Americans had a hard time getting a fill of substantive news last week. Politics created a media din as swift boat veterans threw dirt on John Kerry's war record in TV ads, President Bush denounced all such ads but didn't seem to notice the muddy footprints leading to his campaign headquarters, and Kerry didn't seem to notice the ads by independent groups supporting him that said not-so-flattering things about Bush.
Fortunately, you have the pages of this week's Modern Healthcare to tell you that much happened on the access-to-healthcare front while the politicians bickered and the pundits yelled at each other. Unfortunately, most of this news was bad as well.
Oh, there were some attempts at improving things. Maine began setting up its program to provide coverage to the uninsured. And the California Legislature tried to do something for patients by requiring hospitals to offer discounts to the uninsured, although some observers say Gov. Arnold Schwarzenegger might veto it.

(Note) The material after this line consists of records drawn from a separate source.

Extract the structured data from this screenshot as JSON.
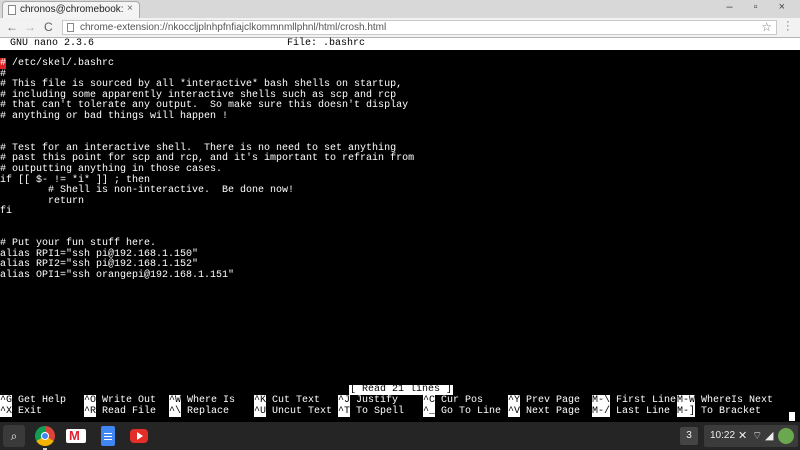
{
  "browser": {
    "tab_title": "chronos@chromebook:~",
    "tab_close": "×",
    "window_controls": "– ▫ ×",
    "nav_back": "←",
    "nav_forward": "→",
    "nav_reload": "C",
    "url": "chrome-extension://nkoccljplnhpfnfiajclkommnmllphnl/html/crosh.html"
  },
  "nano": {
    "version": "GNU nano 2.3.6",
    "file_label": "File: .bashrc",
    "status_message": "[ Read 21 lines ]"
  },
  "file_lines": [
    "# /etc/skel/.bashrc",
    "#",
    "# This file is sourced by all *interactive* bash shells on startup,",
    "# including some apparently interactive shells such as scp and rcp",
    "# that can't tolerate any output.  So make sure this doesn't display",
    "# anything or bad things will happen !",
    "",
    "",
    "# Test for an interactive shell.  There is no need to set anything",
    "# past this point for scp and rcp, and it's important to refrain from",
    "# outputting anything in those cases.",
    "if [[ $- != *i* ]] ; then",
    "        # Shell is non-interactive.  Be done now!",
    "        return",
    "fi",
    "",
    "",
    "# Put your fun stuff here.",
    "alias RPI1=\"ssh pi@192.168.1.150\"",
    "alias RPI2=\"ssh pi@192.168.1.152\"",
    "alias OPI1=\"ssh orangepi@192.168.1.151\""
  ],
  "shortcuts_row1": [
    {
      "key": "^G",
      "label": "Get Help"
    },
    {
      "key": "^O",
      "label": "Write Out"
    },
    {
      "key": "^W",
      "label": "Where Is"
    },
    {
      "key": "^K",
      "label": "Cut Text"
    },
    {
      "key": "^J",
      "label": "Justify"
    },
    {
      "key": "^C",
      "label": "Cur Pos"
    },
    {
      "key": "^Y",
      "label": "Prev Page"
    },
    {
      "key": "M-\\",
      "label": "First Line"
    },
    {
      "key": "M-W",
      "label": "WhereIs Next"
    }
  ],
  "shortcuts_row2": [
    {
      "key": "^X",
      "label": "Exit"
    },
    {
      "key": "^R",
      "label": "Read File"
    },
    {
      "key": "^\\",
      "label": "Replace"
    },
    {
      "key": "^U",
      "label": "Uncut Text"
    },
    {
      "key": "^T",
      "label": "To Spell"
    },
    {
      "key": "^_",
      "label": "Go To Line"
    },
    {
      "key": "^V",
      "label": "Next Page"
    },
    {
      "key": "M-/",
      "label": "Last Line"
    },
    {
      "key": "M-]",
      "label": "To Bracket"
    }
  ],
  "shelf": {
    "launcher_glyph": "⌕",
    "notification_count": "3",
    "time": "10:22",
    "apps": [
      "chrome-icon",
      "gmail-icon",
      "docs-icon",
      "youtube-icon"
    ]
  },
  "colors": {
    "terminal_bg": "#000000",
    "terminal_fg": "#ffffff",
    "highlight": "#dd2222"
  }
}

But mostly, the news was downbeat. States planned to make cuts in Medicaid. The Census Bureau reported that the ranks of Americans without health insurance increased by 1.4 million last year to a total of 45 million
It's an election year, and politics surrounded this announcement, too. Democrats charged that the earlier-than-normal release of the numbers was designed to put as much distance as possible between bad news and Election Day. The administration said it wanted to release poverty numbers and uninsured statistics at one time, instead of separately. And it touted the fact that 243.3 million people had insurance, an increase of 1 million since 2003.
There were significant kernels of information in both the poverty and insurance numbers. The percentage of people covered by employer insurance fell to 60.4%, or 174 million, from 61.3%, or 175.3 million, in 2002. The increase of 1.3 million people in poverty bolsters the view that job loss is causing more people to lose insurance as the employer-based coverage system strains under a variety of economic pressures.
Neither Bush nor Kerry has offered a truly comprehensive plan to overhaul the health insurance system and deal with the economic realities of the 21st century. As the Washington Post reported last week, Bush's plan of tax credits, increased Medicaid and children's insurance, and small-business insurance pools does not seem likely to meet his target of covering 10 million people. Kerry says his agenda, which includes Medicaid expansion and a kind of medical bill reinsurance, would cover 27 million people. That is based on assumptions such as a rollback of tax breaks and savings that may never come to pass. Both men are pushing a timid form of incrementalism to solve what many believe is a macro problem. That's understandable since physicians, insurers, hospitals, pharmaceutical companies, lawyers and other special interest groups have banded together in an accidental coalition of the unwilling. They won't sacrifice a penny or a sliver of power for the greater good of the country.
Well, if we can't do anything big, here are two modest proposals. First, take the $500 billion the government was going to spend on a Medicare prescription-drug benefit and use it to finance more Medicaid coverage and community health centers. That money was earmarked in large part for giveaways to insurers, drug outfits and providers. The Medicare benefit never addressed the central problem in healthcare-the uninsured-because politicians don't have the stomach for that battle.
Second, impose a 10% tax on election-oriented ads, whether by candidates or independent groups. (Let the legal eagles iron out the First Amendment issues.) Experts say some $1.5 billion will be spent on advertising this year for control of Congress and the White House. Take that revenue and create additional small programs to cover more people.
It's only fair that the ads that are making Americans sick should be used to help us all get well.